Truth derives its strength not so much from itself as from the brilliant contrast it makes with what is only apparently true. This applies especially to Chess, where it is often found that the profoundest moves do not much startle the imagination.
The laws of chess do not permit a free choice: you have to move whether you like it or not.
The fatal hour of this ancient game is approaching. In its modern form this game will soon die a drawing death - the inevitable victory of certainty and mechanization will leave its stamp on the fate of chess.
Without error, there is no brilliancy.
The game gives us a satisfaction that Life denies us. And for the Chess player, the success which crowns his work, the great dispeller of sorrows, is named 'combination'.
A chess game, after all, is a fight in which all possible factors must be made use of, and in which a knowledge of the opponent's good and bad qualities is of the greatest importance.
Vanity should never tempt a player to engage in a combat at the risk of loss of health. It is bad enough to lose without the additional annoyance of paying doctors' bills.
The combination player thinks forward; he starts from the given position, and tries the forceful moves in his mind
The attack is that process by means of which you remove obstructions.
I have added these principles to the law: get the Knights into action before both Bishops are developed
On the chessboard, lies and hypocrisy do not survive long
... in itself the title of world champion does not give any significicant advantages, if it is not acknowledged by the entire chess world, and a champion who does not have the chess world behind him is, in my view, a laughing-stock.
The process of making pieces in Chess do something useful (whatever it may be) has received a special name: it is called the attack. The attack is that process by means of which you remove obstructions.
I believe in magic ... There is magic in the creative faculty such as great poets and philosophers conspicuously possess, and equally in the creative chessmaster.
By what right does White, in an absolutely even position, such as after move one, when both sides have advanced 1. e4, sacrifice a pawn, whose recapture is quite uncertain, and open up his kingside to attack?

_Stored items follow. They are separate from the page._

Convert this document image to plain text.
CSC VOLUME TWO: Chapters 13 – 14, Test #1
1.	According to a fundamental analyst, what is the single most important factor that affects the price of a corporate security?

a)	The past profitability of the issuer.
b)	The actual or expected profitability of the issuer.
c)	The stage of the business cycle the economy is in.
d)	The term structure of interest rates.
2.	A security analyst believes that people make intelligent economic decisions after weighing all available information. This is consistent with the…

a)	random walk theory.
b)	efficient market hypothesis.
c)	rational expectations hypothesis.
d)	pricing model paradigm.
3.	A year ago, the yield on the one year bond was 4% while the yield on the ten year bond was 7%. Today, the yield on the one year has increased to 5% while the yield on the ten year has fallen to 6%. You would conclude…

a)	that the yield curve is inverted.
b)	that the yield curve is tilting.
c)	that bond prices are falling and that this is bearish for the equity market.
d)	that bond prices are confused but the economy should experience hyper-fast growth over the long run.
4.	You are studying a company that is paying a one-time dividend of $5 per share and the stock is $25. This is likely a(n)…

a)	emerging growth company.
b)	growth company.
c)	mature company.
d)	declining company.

And then follow up this policy by leaving the check of the black queen open? None whatever!
Steinitz was a thinker worthy of a seat in the halls of a university. A player, as the world believed he was, he was not; his studious temperament made that impossible; and thus he was conquered by a player and in the end little valued by the world, he died.
The intelligent perusal of fine games cannot fail to make the reader a better player and a better judge of the play of others.

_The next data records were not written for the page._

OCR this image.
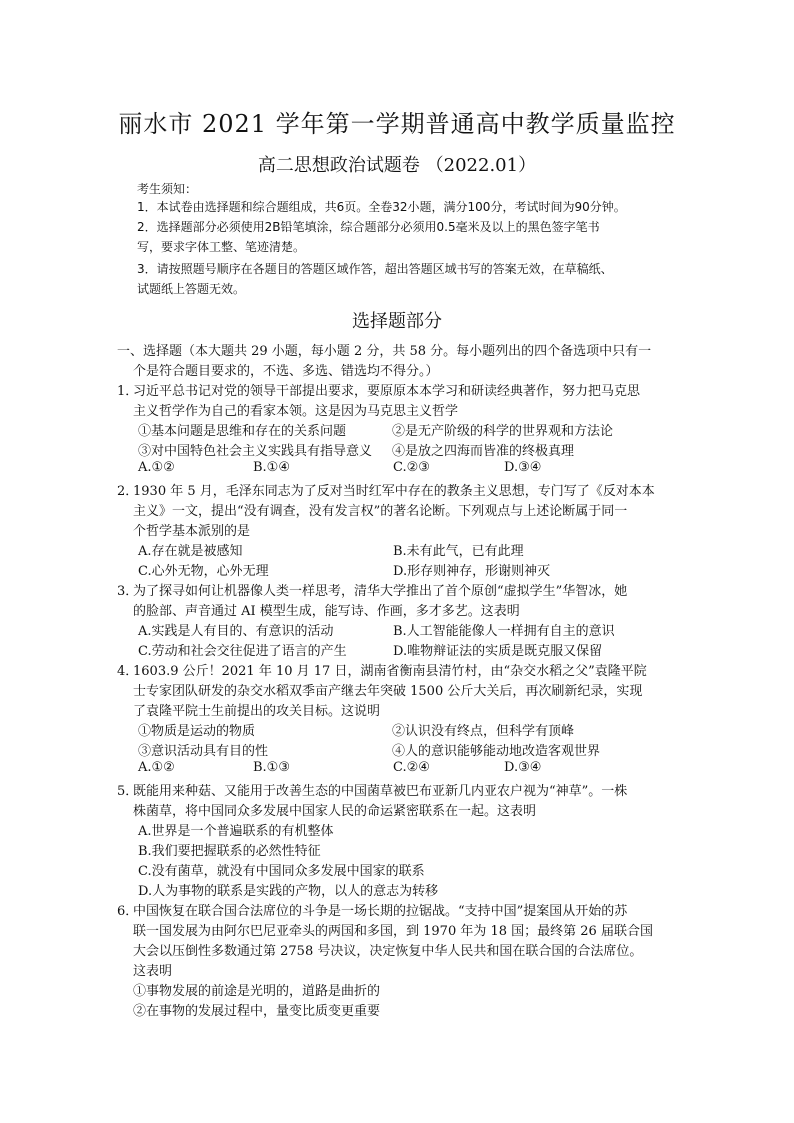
丽水市 2021 学年第一学期普通高中教学质量监控
高二思想政治试题卷 （2022.01）
考生须知：
1．本试卷由选择题和综合题组成，共6页。全卷32小题，满分100分，考试时间为90分钟。
2．选择题部分必须使用2B铅笔填涂，综合题部分必须用0.5毫米及以上的黑色签字笔书
写，要求字体工整、笔迹清楚。
3．请按照题号顺序在各题目的答题区域作答，超出答题区域书写的答案无效，在草稿纸、
试题纸上答题无效。
选择题部分
一、选择题（本大题共 29 小题，每小题 2 分，共 58 分。每小题列出的四个备选项中只有一
个是符合题目要求的，不选、多选、错选均不得分。）
1．
习近平总书记对党的领导干部提出要求，要原原本本学习和研读经典著作，努力把马克思
主义哲学作为自己的看家本领。这是因为马克思主义哲学
①基本问题是思维和存在的关系问题	②是无产阶级的科学的世界观和方法论
③对中国特色社会主义实践具有指导意义 ④是放之四海而皆准的终极真理
A.①②	B.①④	C.②③	D.③④
2．
1930 年 5 月，毛泽东同志为了反对当时红军中存在的教条主义思想，专门写了《反对本本
主义》一文，提出“没有调查，没有发言权”的著名论断。下列观点与上述论断属于同一
个哲学基本派别的是
A.存在就是被感知	B.未有此气，已有此理
C.心外无物，心外无理	D.形存则神存，形谢则神灭
3．
为了探寻如何让机器像人类一样思考，清华大学推出了首个原创“虚拟学生”华智冰，她
的脸部、声音通过 AI 模型生成，能写诗、作画，多才多艺。这表明
A.实践是人有目的、有意识的活动	B.人工智能能像人一样拥有自主的意识
C.劳动和社会交往促进了语言的产生	D.唯物辩证法的实质是既克服又保留
4．
1603.9 公斤！2021 年 10 月 17 日，湖南省衡南县清竹村，由“杂交水稻之父”袁隆平院
士专家团队研发的杂交水稻双季亩产继去年突破 1500 公斤大关后，再次刷新纪录，实现
了袁隆平院士生前提出的攻关目标。这说明
①物质是运动的物质	②认识没有终点，但科学有顶峰
③意识活动具有目的性	④人的意识能够能动地改造客观世界
A.①②	B.①③	C.②④	D.③④
5．
既能用来种菇、又能用于改善生态的中国菌草被巴布亚新几内亚农户视为“神草”。一株
株菌草，将中国同众多发展中国家人民的命运紧密联系在一起。这表明
A.世界是一个普遍联系的有机整体
B.我们要把握联系的必然性特征
C.没有菌草，就没有中国同众多发展中国家的联系
D.人为事物的联系是实践的产物，以人的意志为转移
6．
中国恢复在联合国合法席位的斗争是一场长期的拉锯战。“支持中国”提案国从开始的苏
联一国发展为由阿尔巴尼亚牵头的两国和多国，到 1970 年为 18 国；最终第 26 届联合国
大会以压倒性多数通过第 2758 号决议，决定恢复中华人民共和国在联合国的合法席位。
这表明
①事物发展的前途是光明的，道路是曲折的
②在事物的发展过程中，量变比质变更重要
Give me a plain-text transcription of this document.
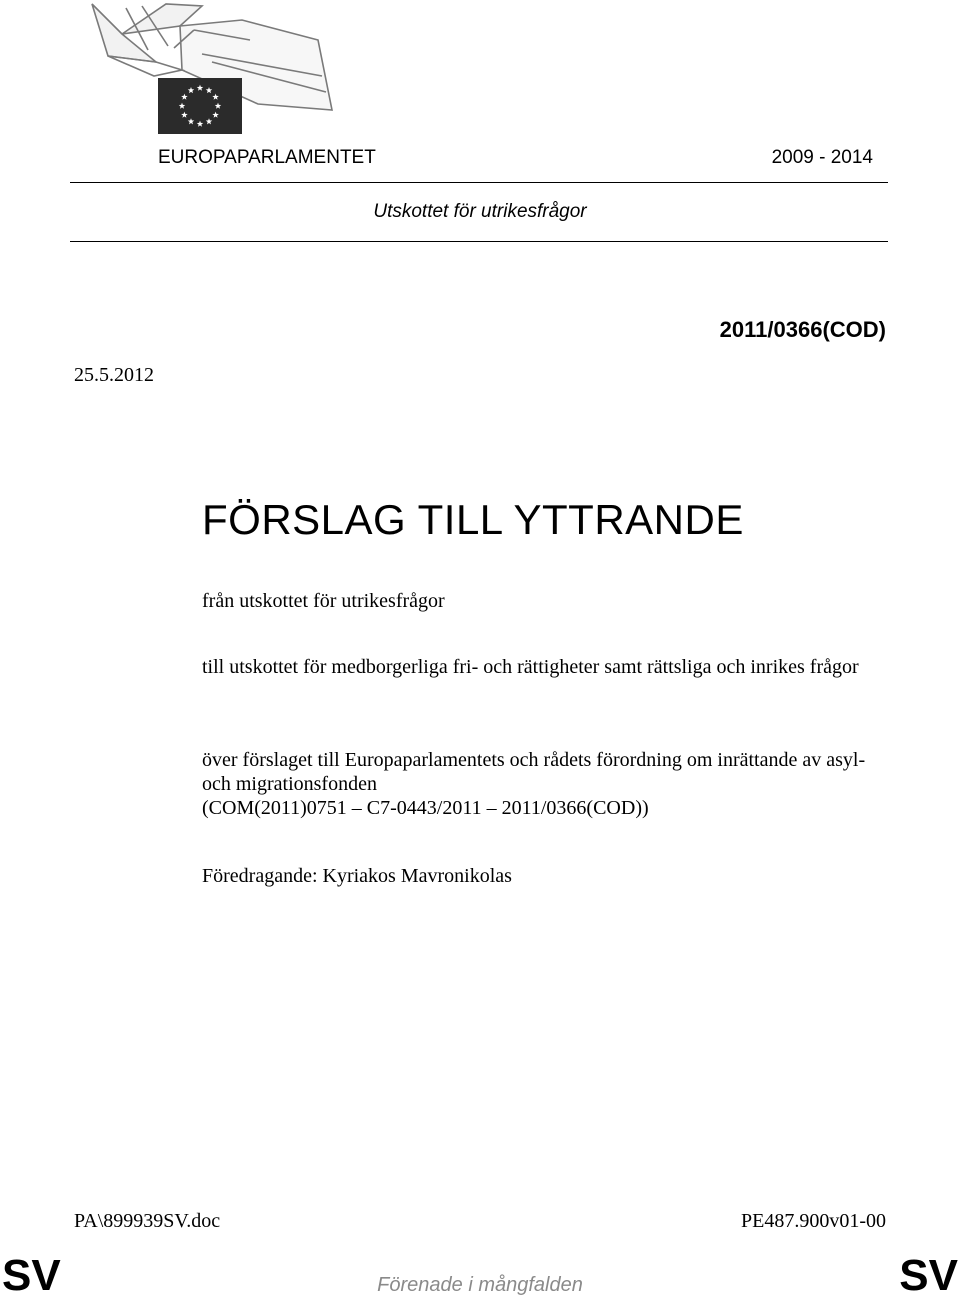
EUROPAPARLAMENTET	2009 - 2014
Utskottet för utrikesfrågor
2011/0366(COD)
25.5.2012
FÖRSLAG TILL YTTRANDE
från utskottet för utrikesfrågor
till utskottet för medborgerliga fri- och rättigheter samt rättsliga och inrikes frågor
över förslaget till Europaparlamentets och rådets förordning om inrättande av asyl- och migrationsfonden
(COM(2011)0751 – C7-0443/2011 – 2011/0366(COD))
Föredragande: Kyriakos Mavronikolas
PA\899939SV.doc	PE487.900v01-00
SV	Förenade i mångfalden	SV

If Steinitz continually took pains to discover combinations, the success or failure of his diligent search could not be explained by him as due to chance. Hence, he concluded that some characteristic, a quality of the given position, must exist that would indicate the success or the failure of the search before it was actually undertaken.
The delight in gambits is a sign of chess youth... In very much the same way as the young man, on reaching his manhood years, lays aside the Indian stories and stories of adventure, and turns to the psychological novel, we with maturing experience leave off gambit playing and become interested in the less vivacious but withal more forceful manoeuvres of the position player.

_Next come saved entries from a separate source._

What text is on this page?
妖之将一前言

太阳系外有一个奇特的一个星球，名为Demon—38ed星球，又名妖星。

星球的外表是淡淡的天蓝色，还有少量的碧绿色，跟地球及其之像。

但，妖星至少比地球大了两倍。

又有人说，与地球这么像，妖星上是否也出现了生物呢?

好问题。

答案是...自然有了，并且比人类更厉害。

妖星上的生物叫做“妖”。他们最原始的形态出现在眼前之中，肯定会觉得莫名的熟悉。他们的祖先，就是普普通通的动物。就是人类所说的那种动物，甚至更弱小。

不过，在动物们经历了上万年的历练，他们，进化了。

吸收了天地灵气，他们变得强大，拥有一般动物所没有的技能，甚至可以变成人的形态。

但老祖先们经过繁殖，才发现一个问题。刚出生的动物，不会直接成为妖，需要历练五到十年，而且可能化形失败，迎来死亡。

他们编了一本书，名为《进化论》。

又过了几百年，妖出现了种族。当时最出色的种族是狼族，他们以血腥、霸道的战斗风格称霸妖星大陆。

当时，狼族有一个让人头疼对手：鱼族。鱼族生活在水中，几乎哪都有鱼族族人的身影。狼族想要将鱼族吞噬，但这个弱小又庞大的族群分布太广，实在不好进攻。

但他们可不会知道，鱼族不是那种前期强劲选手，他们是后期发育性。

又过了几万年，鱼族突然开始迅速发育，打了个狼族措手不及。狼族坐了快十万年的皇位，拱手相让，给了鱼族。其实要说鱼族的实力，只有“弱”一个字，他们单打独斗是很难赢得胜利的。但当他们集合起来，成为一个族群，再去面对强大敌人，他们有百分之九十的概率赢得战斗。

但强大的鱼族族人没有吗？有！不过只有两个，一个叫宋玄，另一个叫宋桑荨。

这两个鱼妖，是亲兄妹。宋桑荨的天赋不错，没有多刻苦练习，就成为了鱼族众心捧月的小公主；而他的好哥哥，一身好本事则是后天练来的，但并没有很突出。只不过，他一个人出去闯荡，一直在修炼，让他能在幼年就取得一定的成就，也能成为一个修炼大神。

Our efforts in chess attain only a hundredth of one percent of their rightful result... Our education, in all domains of endeavour, is frightfully wasteful of time and values.
The range of circumstances in which it is possible to presuppose the presence of a combination is very limited. The presence of such circumstances is the reason for the genesis of the idea in the master's brain.
On a motif such as was indicated by Reti one cannot build the plan of a whole well contested game; it is too meagre, too thin, too puny for such an end. Reti's explanations, wherever they are concerned with an analysis which covers a few moves, are correct and praiseworthy. But when he abandons the foundations of analysis in order to draw too bold, too general a conclusion, his arguments prove to be mistaken.
Show me three lines of the opening theory moves and I will prove to you that two of them are incorrect.
Show me three variations in the leading handbook on the openings, and I will show you two of those three that are defective.